Technical advances need water that is even cleaner than drinking water

Leo T. Meire
Vice Chair, Industrial Water Treatment Technical Committee

This article was written on a computer, powered by electricity and composed by a human.

Making this whole process possible is water — abundant, high-purity water. Water to clean the silicon microchips, water for the steam at the power plant and water to make the flu shots keeping us healthy.

We all know that water is necessary for all beings to live. What fewer of us understand is that water is also necessary to advance the technical innovations that make possible so much of modern life.

A bank of ultrafiltration membranes is the final step in the production of ultrapure water for microelectronics processing.
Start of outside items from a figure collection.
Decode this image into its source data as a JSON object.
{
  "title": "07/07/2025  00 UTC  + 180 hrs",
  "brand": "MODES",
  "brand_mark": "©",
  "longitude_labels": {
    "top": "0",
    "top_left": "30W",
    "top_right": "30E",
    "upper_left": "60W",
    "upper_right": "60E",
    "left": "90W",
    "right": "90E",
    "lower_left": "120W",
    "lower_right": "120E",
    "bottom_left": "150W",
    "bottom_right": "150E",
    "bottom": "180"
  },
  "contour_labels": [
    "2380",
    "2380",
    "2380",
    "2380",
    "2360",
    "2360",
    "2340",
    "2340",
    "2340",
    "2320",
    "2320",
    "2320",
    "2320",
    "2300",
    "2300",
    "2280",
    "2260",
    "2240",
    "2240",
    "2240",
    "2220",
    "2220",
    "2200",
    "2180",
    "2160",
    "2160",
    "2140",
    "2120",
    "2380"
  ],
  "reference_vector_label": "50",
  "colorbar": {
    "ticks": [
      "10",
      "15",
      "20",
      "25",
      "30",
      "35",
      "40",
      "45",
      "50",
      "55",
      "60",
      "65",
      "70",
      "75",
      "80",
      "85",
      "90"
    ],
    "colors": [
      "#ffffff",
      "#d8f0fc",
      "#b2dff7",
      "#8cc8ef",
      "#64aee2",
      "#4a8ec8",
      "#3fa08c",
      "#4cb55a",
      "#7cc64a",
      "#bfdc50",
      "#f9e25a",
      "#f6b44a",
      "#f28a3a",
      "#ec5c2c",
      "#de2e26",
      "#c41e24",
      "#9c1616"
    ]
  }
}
The Industrial Water Treatment Technical Committee is concerned with the production of high-purity water for industrial use, primarily in semiconductors, biopharmaceuticals and power generation, but including other process industries.

The challenge to the Technical Committee is to bring together academia and industry, and to provide a setting where both can develop better means of meeting the requirements for purity, regulatory compliance and economic operation. The committee is now actively recruiting members.

Currently, the clear trends are toward higher purity specifications, 100 percent availability, faster construction and lower running costs. These considerations will drive the selection of plant components and shape the future of water treatment.

Modern plants are grouped into pretreatment, makeup, polishing and distribution sections.

Pretreatment equipment is tailored to the feed water source. Water from a municipal plant requires less treatment than that from a surface source, such as a river or well. Makeup systems often use reverse osmosis and deionization to remove most of the contaminants, with the polishing plant using another stage of deionization and ultrafiltration for the last traces. Distribution piping maintains water purity until it reaches the point of use. High-purity materials prevent contamination of the product and withstand sanitization. Research into Teflon-related plastics and stainless steels is active in many areas.

Monitoring and controlling water plants is a critical function. Statistical process controls, failure modes and effects analyses, and probabilistic risk assessments will become more prominent.

Measurement of contaminants in the parts-per-billion range or lower places severe demands on instrumentation. Ion chromatography, mass spectrometry and specialized instruments for individual contaminants require substantial capital investment and running cost. Maintaining equipment without interrupting production is always a challenge. These considerations enhance the value of training to the overall operation; untrained individuals cannot keep the plant running at high levels.

Control of biological organisms in water is crucial in the biopharmaceutical industry. Water used in drugs for human use is regulated by the Food and Drug Administration. Live organisms, endotoxins and their associated pyrogenicity — fever producing components — must be evaluated and reduced or eliminated. Many different clean-in-place techniques are used in the food and biopharmaceutical industries to control microorganisms.